Understanding how the Db2 pureScale Feature automatically handles failure

When a failure occurs in the Db2 pureScale instance, Db2 cluster services automatically attempts to restart the failed resources. When and where the restart occurs depends on different factors, such as the type of resource that failed and the point in the resource life cycle at which the failure occurred.

If a software or hardware failure on a host causes a Db2 member to fail, Db2 cluster services automatically restarts the member. Db2 members can be restarted on either the same host (local restart) or if that fails, on a different host (member restart in restart light mode). Restarting a member on another host is called failover.

Member restart includes restarting failed Db2 processes and performing member crash recovery (undoing or reapplying log transactions) to roll back any inflight transactions and to free any locks held by them. Member restart also ensures that updated pages have been written to the CF. When a member is restarted on a different host in restart light mode, minimal resources are used on the new host (which is the home host of another Db2 member). A member running in restart light mode does not process new transactions, because its sole purpose is to perform member crash recovery.

The databases on the failed member are recovered to a point of consistency as quickly as possible. This enables other active members to access and change database objects that were locked by the abnormally terminated member. All inflight transactions from the failed member are rolled back and all locks that were held at the time of the abnormal termination of the member are released. Although the member does not accept new transactions, it remains available for resolution of indoubt transactions.

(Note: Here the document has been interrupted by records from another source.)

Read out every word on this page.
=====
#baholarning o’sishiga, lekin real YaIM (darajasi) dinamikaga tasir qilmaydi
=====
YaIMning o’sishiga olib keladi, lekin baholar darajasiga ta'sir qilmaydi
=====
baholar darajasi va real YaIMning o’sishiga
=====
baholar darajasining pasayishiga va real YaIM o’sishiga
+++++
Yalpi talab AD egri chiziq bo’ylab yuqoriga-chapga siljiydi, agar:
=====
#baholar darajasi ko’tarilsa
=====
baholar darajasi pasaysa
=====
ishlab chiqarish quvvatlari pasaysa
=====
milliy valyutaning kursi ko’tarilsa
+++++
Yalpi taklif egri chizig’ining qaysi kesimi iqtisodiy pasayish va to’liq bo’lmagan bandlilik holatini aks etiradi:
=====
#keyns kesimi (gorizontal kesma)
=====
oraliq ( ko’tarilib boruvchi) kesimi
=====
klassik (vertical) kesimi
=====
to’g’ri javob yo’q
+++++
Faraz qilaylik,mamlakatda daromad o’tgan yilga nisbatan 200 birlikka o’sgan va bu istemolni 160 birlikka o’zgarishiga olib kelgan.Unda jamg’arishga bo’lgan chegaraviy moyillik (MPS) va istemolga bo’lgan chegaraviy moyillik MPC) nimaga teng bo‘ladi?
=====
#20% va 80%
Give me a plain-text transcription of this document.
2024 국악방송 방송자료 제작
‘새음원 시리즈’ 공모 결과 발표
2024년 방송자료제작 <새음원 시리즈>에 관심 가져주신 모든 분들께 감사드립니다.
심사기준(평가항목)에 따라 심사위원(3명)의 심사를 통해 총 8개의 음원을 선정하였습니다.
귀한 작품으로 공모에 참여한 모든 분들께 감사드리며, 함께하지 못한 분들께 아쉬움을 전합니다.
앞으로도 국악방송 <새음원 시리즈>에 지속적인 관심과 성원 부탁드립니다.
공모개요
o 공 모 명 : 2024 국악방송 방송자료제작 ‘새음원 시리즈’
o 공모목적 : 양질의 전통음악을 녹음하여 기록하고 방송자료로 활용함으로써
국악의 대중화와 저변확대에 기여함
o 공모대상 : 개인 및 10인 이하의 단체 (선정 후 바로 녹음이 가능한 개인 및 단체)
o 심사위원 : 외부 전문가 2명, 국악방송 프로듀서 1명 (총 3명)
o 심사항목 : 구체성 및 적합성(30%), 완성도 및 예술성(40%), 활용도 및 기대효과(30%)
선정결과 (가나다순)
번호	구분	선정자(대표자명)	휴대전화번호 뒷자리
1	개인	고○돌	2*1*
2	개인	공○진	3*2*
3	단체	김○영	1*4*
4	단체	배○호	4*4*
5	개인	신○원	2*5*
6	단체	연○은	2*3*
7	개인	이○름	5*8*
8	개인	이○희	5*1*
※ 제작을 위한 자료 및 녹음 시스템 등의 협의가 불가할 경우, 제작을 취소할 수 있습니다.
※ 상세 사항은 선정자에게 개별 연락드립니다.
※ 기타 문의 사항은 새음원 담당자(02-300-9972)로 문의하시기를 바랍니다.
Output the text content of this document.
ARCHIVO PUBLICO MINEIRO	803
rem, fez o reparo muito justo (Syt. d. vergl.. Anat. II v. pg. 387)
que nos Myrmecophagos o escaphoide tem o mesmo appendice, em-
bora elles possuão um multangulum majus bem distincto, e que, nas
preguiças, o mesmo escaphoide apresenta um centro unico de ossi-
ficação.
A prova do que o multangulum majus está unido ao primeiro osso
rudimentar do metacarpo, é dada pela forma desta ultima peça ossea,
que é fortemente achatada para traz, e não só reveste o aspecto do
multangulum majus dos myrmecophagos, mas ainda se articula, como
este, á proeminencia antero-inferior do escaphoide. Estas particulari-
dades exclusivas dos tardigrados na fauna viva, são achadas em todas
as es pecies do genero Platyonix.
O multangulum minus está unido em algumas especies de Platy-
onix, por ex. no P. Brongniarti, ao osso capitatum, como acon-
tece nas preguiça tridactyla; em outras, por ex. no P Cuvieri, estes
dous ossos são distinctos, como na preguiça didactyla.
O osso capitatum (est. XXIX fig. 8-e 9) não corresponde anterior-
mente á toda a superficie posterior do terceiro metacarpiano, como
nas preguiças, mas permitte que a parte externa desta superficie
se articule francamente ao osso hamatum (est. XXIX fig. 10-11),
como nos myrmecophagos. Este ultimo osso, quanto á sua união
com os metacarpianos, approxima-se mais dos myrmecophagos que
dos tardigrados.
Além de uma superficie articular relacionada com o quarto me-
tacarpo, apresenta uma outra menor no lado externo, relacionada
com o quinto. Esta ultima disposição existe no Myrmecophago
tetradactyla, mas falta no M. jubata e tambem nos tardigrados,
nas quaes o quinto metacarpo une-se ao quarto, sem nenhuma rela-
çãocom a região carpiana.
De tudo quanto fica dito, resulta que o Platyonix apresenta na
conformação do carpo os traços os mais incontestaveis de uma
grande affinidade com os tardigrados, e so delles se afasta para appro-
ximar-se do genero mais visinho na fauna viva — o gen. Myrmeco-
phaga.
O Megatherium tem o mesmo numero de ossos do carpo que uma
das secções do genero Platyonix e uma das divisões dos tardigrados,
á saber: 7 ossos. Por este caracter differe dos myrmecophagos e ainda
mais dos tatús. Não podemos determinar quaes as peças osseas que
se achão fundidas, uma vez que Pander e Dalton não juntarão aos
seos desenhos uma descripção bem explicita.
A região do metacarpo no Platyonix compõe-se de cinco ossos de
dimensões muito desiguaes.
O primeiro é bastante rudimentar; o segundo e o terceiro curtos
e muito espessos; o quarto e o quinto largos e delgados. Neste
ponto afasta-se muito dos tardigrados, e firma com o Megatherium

When a Db2 member has failed over to a new host, the total processing capability of the whole cluster is reduced temporarily. When the home host is active and available again, the Db2 member automatically fails back to the home host, and the Db2 member is restarted on its home host. The cluster's processing capability is restored as soon as the Db2 member has failed back and restarted on its home host. Transactions on all other Db2 members are not affected during the failback process.